Фактически, мы наблюдаем формирование коммуникационных зон — цифровых анклавов, границы которых определяются не только национальными законами, но и техническими протоколами, инфраструктурой, языком и политикой. Это не изолированное явление, а логическое продолжение куда более широкого процесса, который сегодня принято называть деглобализацией.
За последние 10 лет мир всё дальше отходит от идеи единого цифрового и финансового пространства. Возврат производств из Китая, политика «America First» времён Дональда Трампа, санкционная война Запада против России, создание параллельных платёжных систем вроде СПФС (Россия), CIPS (Китай), продвижение цифрового юаня и рубля, а теперь и обсуждение единой валюты БРИКС — всё это элементы образования валютных блоков.

И вот здесь проявляется важная закономерность: там, где формируется собственная платёжная система, почти всегда начинается создание собственной коммуникационной инфраструктуры. Это не случайно. Любая попытка избавиться от доллара и SWIFT технически невозможна без одновременного регулирования цифровой среды, в которой данные транзакции происходят. Какой смысл выводить доллар из контрактов, если переговоры по ним всё равно ведутся через WhatsApp и хранятся на серверах Meta?
Валютный суверенитет требует коммуникационного суверенитета, иначе система уязвима. Протоколы, переговоры, согласования — всё это информация, и если она уходит в юрисдикцию потенциального противника, никакая своя валюта или расчётная система не будут являться суверенными. Поэтому Китай параллельно продвигает и цифровой юань, и WeChat. Россия — и СПФС, и мессенджер MAX. Индия — и UPI (глобальную альтернативу SWIFT), и Sandes.

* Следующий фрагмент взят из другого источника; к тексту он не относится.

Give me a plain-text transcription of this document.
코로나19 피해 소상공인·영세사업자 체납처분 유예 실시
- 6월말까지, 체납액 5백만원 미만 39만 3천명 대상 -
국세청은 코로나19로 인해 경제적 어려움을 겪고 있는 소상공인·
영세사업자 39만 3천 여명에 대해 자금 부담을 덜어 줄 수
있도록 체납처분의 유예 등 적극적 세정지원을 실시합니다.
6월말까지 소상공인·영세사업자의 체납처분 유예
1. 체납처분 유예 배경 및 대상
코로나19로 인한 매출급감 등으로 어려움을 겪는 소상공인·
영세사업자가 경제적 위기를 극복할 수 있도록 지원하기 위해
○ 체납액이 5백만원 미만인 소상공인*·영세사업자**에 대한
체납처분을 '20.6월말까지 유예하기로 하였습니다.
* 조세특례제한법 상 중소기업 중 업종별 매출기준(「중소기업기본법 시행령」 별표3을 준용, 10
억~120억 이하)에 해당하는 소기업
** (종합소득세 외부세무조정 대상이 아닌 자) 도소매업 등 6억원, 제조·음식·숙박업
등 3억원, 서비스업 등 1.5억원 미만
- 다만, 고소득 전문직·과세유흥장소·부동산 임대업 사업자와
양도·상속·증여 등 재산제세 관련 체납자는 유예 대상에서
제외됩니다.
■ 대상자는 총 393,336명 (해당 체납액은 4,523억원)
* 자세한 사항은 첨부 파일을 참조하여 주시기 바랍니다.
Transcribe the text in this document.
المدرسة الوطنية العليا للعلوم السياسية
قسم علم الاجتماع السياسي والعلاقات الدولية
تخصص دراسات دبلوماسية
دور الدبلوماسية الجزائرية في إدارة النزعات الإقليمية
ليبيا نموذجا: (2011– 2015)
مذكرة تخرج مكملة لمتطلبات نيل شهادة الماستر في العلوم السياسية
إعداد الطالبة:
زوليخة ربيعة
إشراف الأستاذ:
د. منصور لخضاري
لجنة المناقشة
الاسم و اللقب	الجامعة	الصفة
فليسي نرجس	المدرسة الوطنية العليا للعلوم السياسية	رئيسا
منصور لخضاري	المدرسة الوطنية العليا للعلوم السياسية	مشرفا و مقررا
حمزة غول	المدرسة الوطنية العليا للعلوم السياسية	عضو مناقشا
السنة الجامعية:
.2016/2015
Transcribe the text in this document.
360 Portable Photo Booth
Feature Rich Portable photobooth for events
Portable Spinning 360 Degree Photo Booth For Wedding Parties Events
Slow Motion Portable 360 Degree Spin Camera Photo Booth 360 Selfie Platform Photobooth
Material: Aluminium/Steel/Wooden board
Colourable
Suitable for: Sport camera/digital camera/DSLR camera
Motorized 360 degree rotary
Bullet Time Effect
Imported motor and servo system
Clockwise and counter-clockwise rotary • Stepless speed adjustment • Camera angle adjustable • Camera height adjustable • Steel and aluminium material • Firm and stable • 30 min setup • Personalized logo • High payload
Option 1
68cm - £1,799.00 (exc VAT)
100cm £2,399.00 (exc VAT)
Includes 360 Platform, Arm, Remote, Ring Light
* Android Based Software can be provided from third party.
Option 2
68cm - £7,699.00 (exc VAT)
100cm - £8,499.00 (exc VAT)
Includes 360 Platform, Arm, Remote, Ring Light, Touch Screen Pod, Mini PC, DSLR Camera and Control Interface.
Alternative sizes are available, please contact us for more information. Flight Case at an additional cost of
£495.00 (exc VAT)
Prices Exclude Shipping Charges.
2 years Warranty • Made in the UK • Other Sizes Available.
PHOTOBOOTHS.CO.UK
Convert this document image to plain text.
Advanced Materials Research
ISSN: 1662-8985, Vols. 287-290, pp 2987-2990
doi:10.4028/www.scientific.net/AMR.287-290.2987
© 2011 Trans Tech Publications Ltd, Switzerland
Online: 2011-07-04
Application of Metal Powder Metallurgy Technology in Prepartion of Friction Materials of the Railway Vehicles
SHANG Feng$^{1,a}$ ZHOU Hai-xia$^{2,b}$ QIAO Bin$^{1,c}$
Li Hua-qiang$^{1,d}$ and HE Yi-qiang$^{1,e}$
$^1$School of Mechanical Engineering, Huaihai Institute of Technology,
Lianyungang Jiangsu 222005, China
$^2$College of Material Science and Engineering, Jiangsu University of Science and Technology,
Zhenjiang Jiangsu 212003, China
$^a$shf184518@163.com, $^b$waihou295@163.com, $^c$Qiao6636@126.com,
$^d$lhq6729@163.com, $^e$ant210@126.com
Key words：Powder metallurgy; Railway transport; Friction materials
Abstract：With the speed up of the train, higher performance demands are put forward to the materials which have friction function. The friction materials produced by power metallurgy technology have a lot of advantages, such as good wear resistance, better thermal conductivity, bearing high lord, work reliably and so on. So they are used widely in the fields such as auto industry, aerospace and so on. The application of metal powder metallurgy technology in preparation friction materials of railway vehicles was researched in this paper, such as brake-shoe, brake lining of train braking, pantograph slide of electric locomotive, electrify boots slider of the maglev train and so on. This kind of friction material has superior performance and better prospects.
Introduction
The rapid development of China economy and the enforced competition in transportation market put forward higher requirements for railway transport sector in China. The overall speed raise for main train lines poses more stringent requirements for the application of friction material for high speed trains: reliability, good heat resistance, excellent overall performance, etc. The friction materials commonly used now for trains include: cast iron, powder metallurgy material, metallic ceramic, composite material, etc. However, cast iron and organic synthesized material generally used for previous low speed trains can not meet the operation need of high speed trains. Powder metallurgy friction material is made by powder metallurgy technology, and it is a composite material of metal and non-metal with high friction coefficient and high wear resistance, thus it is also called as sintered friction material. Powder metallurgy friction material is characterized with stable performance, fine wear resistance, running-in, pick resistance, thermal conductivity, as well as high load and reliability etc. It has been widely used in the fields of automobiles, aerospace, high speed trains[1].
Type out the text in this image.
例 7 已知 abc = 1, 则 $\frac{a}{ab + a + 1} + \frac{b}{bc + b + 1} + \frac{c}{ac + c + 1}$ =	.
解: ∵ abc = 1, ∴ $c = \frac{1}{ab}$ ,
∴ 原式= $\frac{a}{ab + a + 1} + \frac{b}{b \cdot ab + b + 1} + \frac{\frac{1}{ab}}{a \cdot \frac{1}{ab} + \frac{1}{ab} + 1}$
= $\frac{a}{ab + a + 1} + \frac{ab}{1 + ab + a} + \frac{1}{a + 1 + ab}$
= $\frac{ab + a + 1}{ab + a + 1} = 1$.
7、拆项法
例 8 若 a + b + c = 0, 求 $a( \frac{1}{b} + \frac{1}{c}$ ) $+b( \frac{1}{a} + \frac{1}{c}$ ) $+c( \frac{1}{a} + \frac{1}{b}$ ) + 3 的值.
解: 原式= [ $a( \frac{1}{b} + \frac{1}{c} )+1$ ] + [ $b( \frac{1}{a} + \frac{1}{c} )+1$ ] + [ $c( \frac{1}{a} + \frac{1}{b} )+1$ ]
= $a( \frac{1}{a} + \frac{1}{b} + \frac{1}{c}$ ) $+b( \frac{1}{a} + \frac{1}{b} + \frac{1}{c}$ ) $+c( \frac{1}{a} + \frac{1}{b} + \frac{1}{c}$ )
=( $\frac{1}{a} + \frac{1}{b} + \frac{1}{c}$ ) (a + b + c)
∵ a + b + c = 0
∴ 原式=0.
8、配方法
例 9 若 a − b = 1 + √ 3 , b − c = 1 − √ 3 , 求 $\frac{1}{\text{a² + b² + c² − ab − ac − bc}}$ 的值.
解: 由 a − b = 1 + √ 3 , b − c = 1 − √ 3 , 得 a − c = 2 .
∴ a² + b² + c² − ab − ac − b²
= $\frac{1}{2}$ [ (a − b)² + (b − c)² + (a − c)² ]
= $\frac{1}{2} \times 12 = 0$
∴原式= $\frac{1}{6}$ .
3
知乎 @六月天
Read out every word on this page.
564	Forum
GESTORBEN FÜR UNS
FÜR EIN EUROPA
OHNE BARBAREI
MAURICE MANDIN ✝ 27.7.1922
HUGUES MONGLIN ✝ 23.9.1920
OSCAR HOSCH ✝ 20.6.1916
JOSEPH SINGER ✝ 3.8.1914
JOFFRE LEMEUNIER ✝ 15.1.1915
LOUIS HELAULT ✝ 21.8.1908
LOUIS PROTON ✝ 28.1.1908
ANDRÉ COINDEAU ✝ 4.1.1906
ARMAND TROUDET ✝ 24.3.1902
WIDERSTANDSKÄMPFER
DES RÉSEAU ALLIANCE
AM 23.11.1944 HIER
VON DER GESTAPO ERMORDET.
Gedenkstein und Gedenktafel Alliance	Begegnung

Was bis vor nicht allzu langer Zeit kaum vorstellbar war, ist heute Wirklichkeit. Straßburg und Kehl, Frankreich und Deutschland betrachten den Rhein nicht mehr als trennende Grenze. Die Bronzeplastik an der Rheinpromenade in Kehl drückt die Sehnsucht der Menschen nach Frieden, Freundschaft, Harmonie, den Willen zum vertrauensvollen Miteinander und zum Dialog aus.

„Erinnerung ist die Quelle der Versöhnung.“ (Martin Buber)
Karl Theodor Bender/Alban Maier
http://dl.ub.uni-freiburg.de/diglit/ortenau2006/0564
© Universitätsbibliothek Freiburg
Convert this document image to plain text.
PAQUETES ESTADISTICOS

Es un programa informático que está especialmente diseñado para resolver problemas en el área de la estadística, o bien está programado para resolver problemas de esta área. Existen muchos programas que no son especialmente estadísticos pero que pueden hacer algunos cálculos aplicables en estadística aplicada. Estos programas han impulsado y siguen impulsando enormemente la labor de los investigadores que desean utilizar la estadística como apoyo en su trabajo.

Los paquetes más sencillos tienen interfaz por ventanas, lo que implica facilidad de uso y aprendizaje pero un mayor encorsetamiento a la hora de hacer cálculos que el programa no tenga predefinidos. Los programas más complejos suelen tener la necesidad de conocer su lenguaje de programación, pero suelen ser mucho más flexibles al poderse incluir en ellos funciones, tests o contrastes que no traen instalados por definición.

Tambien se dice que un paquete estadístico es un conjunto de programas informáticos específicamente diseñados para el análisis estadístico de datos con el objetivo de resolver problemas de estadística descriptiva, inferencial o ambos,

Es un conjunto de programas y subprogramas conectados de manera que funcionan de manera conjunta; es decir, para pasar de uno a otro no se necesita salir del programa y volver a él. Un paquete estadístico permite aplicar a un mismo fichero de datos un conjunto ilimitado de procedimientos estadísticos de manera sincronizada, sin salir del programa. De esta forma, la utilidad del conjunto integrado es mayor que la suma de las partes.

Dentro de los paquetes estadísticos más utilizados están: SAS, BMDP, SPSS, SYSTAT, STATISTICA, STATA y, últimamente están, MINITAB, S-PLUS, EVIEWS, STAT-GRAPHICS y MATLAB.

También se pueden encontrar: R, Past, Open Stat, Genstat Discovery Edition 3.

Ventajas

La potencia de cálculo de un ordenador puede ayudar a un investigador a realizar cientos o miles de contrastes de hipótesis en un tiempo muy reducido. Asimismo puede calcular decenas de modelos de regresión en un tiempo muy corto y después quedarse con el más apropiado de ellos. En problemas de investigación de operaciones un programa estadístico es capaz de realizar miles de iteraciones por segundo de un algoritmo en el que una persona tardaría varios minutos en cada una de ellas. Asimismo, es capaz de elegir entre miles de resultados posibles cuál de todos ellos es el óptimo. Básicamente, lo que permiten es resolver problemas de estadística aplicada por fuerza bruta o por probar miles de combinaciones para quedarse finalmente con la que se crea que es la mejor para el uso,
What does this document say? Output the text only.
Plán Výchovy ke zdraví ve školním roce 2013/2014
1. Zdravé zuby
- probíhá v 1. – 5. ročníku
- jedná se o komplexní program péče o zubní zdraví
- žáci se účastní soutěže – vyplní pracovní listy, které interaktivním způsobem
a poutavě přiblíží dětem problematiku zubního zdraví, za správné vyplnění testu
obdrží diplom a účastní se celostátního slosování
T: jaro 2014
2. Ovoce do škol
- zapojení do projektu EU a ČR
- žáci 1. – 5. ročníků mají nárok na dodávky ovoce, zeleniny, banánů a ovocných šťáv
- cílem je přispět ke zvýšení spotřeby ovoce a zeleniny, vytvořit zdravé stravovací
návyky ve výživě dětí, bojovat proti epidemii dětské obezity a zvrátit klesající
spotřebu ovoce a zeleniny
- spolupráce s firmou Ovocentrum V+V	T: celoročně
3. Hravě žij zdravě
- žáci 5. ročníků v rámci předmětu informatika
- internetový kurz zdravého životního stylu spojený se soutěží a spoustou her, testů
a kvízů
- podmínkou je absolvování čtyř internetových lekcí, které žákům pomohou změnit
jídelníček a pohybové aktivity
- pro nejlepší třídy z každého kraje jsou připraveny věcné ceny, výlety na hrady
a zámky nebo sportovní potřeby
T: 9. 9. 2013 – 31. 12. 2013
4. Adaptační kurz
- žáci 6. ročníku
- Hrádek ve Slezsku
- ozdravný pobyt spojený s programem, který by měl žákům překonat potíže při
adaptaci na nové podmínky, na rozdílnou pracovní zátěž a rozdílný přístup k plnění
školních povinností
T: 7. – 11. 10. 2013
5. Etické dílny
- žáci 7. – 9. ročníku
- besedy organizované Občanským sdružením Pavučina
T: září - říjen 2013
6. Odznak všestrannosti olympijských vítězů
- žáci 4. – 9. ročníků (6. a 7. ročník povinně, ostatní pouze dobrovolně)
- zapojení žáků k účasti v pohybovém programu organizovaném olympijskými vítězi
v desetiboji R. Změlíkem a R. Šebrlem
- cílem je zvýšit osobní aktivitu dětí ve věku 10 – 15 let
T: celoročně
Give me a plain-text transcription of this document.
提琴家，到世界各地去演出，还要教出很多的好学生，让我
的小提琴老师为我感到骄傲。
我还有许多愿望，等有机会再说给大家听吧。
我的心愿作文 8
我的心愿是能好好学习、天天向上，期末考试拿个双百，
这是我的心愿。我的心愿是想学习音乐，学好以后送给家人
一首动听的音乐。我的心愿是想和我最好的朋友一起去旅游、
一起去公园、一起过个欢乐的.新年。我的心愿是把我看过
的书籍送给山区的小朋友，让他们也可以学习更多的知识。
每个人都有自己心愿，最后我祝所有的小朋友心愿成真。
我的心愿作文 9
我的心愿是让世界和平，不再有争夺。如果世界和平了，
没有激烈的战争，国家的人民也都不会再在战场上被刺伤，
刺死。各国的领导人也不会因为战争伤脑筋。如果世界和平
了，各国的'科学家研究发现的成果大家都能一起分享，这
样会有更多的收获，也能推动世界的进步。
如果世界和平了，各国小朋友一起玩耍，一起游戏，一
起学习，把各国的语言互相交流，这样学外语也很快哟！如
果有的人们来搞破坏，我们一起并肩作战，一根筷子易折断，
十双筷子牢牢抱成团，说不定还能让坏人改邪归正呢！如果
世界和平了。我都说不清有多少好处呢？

В странах Персидского залива и Юго-Восточной Азии аналогичные процессы идут, пусть и менее открыто.

Мы видим, как валютные и коммуникационные зоны формируются параллельно, накладываясь друг на друга. Это архитектура нового мира: блоки государств объединяются не по принципу идеологии, а по принципу общей инфраструктуры, включающей всё от расчётов до мессенджеров. Коммуникация становится новой валютой — и её доверенность, защищённость и локализация приобретают стратегическое значение.
Мессенджеры в этой системе — уже не потребительский продукт, а фундаментальная прослойка суверенного управления. И их архитектура всё больше напоминает банковскую: с регламентами, шлюзами, протоколами доступа и чёткой юрисдикцией. В этом и заключается суть цифровой деглобализации — не просто в отказе от чужого, а в построении своего, управляемого, но притом совместимого с другими по желанию.

Мир, где все пользовались продукцией транснациональных корпораций, стремительно уходит. На его месте вырастает лоскутная сеть из локальных платформ. И чем глубже будут противоречия между странами, тем твёрже станут границы этих цифровых анклавов.